After Clay had refused in April to take the Army induction oath, the World Boxing Association and the New York Athletic Commission stripped him of his title.

Mr. Susman, who was aided in the prosecution by a Negro assistant, Carl Walker, said that he had studied the Muslim order "and it is as much political as it is religious."

Clay, who had stood stiffly in his gray silk suit and black alligator shoes without speaking, could keep quiet no longer.

"If I can say so, sir," he said, "my religion is not political in no way."

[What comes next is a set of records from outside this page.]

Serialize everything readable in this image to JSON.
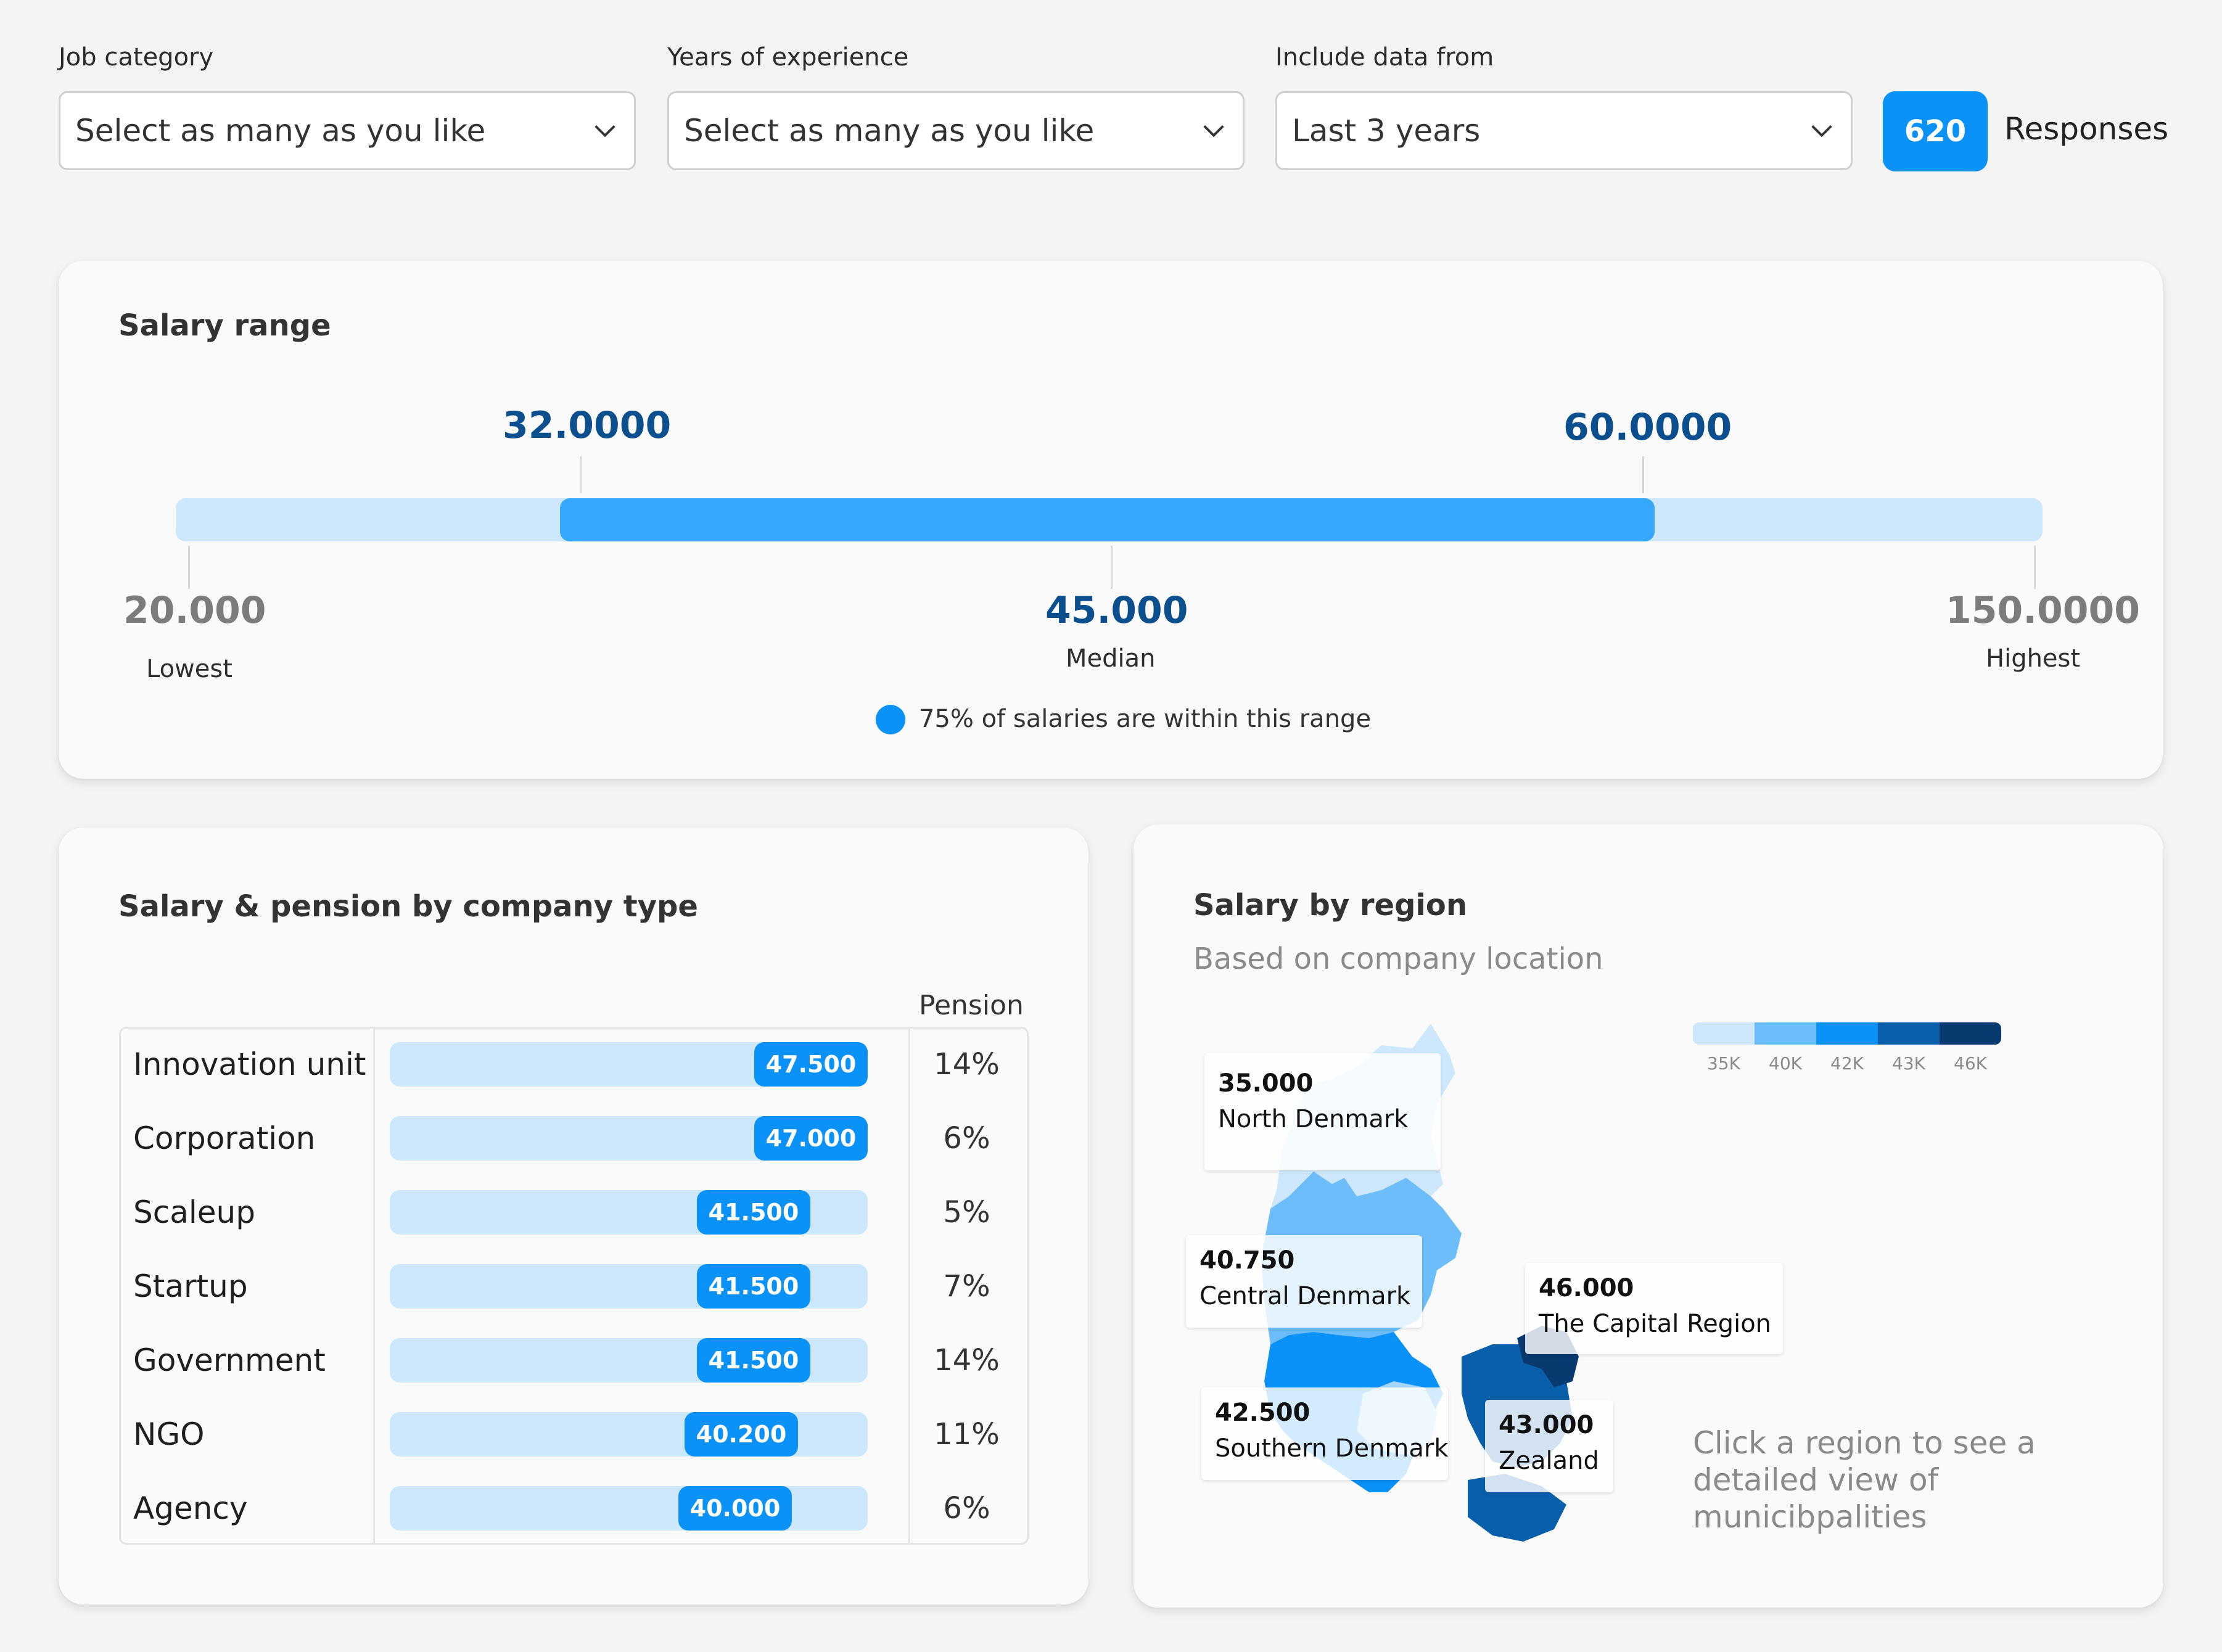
{
  "filters": {
    "job_category": {
      "label": "Job category",
      "value": "Select as many as you like"
    },
    "experience": {
      "label": "Years of experience",
      "value": "Select as many as you like"
    },
    "data_from": {
      "label": "Include data from",
      "value": "Last 3 years"
    },
    "responses_count": "620",
    "responses_label": "Responses"
  },
  "salary_range": {
    "title": "Salary range",
    "low_quartile": "32.0000",
    "high_quartile": "60.0000",
    "lowest": "20.000",
    "lowest_label": "Lowest",
    "median": "45.000",
    "median_label": "Median",
    "highest": "150.0000",
    "highest_label": "Highest",
    "legend": "75% of salaries are within this range",
    "colors": {
      "track": "#cde8fd",
      "range": "#36a8fc",
      "value": "#0b4f8f"
    }
  },
  "company": {
    "title": "Salary & pension by company type",
    "pension_header": "Pension",
    "rows": [
      {
        "name": "Innovation unit",
        "salary": "47.500",
        "pension": "14%"
      },
      {
        "name": "Corporation",
        "salary": "47.000",
        "pension": "6%"
      },
      {
        "name": "Scaleup",
        "salary": "41.500",
        "pension": "5%"
      },
      {
        "name": "Startup",
        "salary": "41.500",
        "pension": "7%"
      },
      {
        "name": "Government",
        "salary": "41.500",
        "pension": "14%"
      },
      {
        "name": "NGO",
        "salary": "40.200",
        "pension": "11%"
      },
      {
        "name": "Agency",
        "salary": "40.000",
        "pension": "6%"
      }
    ]
  },
  "region": {
    "title": "Salary by region",
    "subtitle": "Based on company location",
    "legend": {
      "labels": [
        "35K",
        "40K",
        "42K",
        "43K",
        "46K"
      ],
      "colors": [
        "#cde8fd",
        "#6cbdf9",
        "#0a92f8",
        "#0a5fac",
        "#083a70"
      ]
    },
    "regions": [
      {
        "salary": "35.000",
        "name": "North Denmark"
      },
      {
        "salary": "40.750",
        "name": "Central Denmark"
      },
      {
        "salary": "46.000",
        "name": "The Capital Region"
      },
      {
        "salary": "42.500",
        "name": "Southern Denmark"
      },
      {
        "salary": "43.000",
        "name": "Zealand"
      }
    ],
    "hint": "Click a region to see a detailed view of municibpalities"
  }
}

There were a number of Muslim members in the courtroom for the verdict and the subsequent sentencing, but there was no outcry and no disturbance. A number of special agents of the Federal Bureau of Investigation were watching the audience along with Federal marshals.

The jury, six men and six women, all white, stayed in the jury box during the sentencing.

Clay's attorneys, Hayden C. Covington of New York City and Quinnan A. Hodges of Houston, took exception to Mr. Susman's remarks about the Muslims.

Denies Muslim Influence

Mr. Covington, who has won civil rights suits for Jehovah's Witnesses, a religious sect, in a number of constitutional cases, said: "I take exception to remarks that this man is under the influence of the Muslims in any way."

Clay, he said, is one of the finest men he has ever met and acted from "sincerity and honesty" when he refused last April 28 to step forward and be inducted into the armed services at Houston.

Both Mr. Covington and Mr. Hodges asked Judge Ingraham to put Clay on probation. Failing that, said Mr. Covington, the former champion should not be given a sentence more severe than those given in a similar cases. "That's 18 months," he said.

Judge Ingraham, after being told that Clay's attorneys would appeal, said that now was not the time to ask for clemency. If the conviction should be thrown out on appeal, "the sentence would be nil," he said, but if it should be upheld, that would be the time to seek a reduction in sentence or to seek probation.

Clay, who had known both applause and boos in his seven years as a boxer, did not seem downcast at today's turn of events.

His step was as jaunty as ever as he walked from the courtroom after being released on $5,000 bond. He held hands with two young women who had been with him during intermissions in the trial and he smiled at the crowd that gathered around. He allowed the television cameramen to surround him and shuffle him off down the street.

The jury was out considering the verdict for only about 20 minutes. Everyone knew before it retired that Clay would be convicted. He and his lawyers had not attempted to deny that he had refused induction. Their main contention was that the draft boards in Louisville, Ky., and in Houston had acted improperly in not granting him a deferment as a minister.

After Judge Ingraham had ruled that a study of the huge draft board file of the Clay case had convinced him that the draft boards had not acted "arbitrarily or capriciously" in refusing the deferment. Clay's conviction became a foregone conclusion.

Pays No Attention

Clay paid no attention to the legal maneuvering during the day. He sat at the defense table, drawing and chewing gum.

During recesses, while Clay stood out in the corridors in the Federal Courthouse and signed autographs for children, one of his attorneys showed reporters some of the drawings that Clay had made. One showed an airplane flying over a heavily wooded mountain range toward the rising sun. Another portrayed a ship sailing head-on into a fjord between two mountain ranges.

Clay himself exhibited other drawings--mystic symbols, clouds and so forth. One was an elaborate sketch of the words "Muhammad Ali," which is his Muslim name.

In all, the jury heard only an hour or so of testimony, most of it from Government witnesses.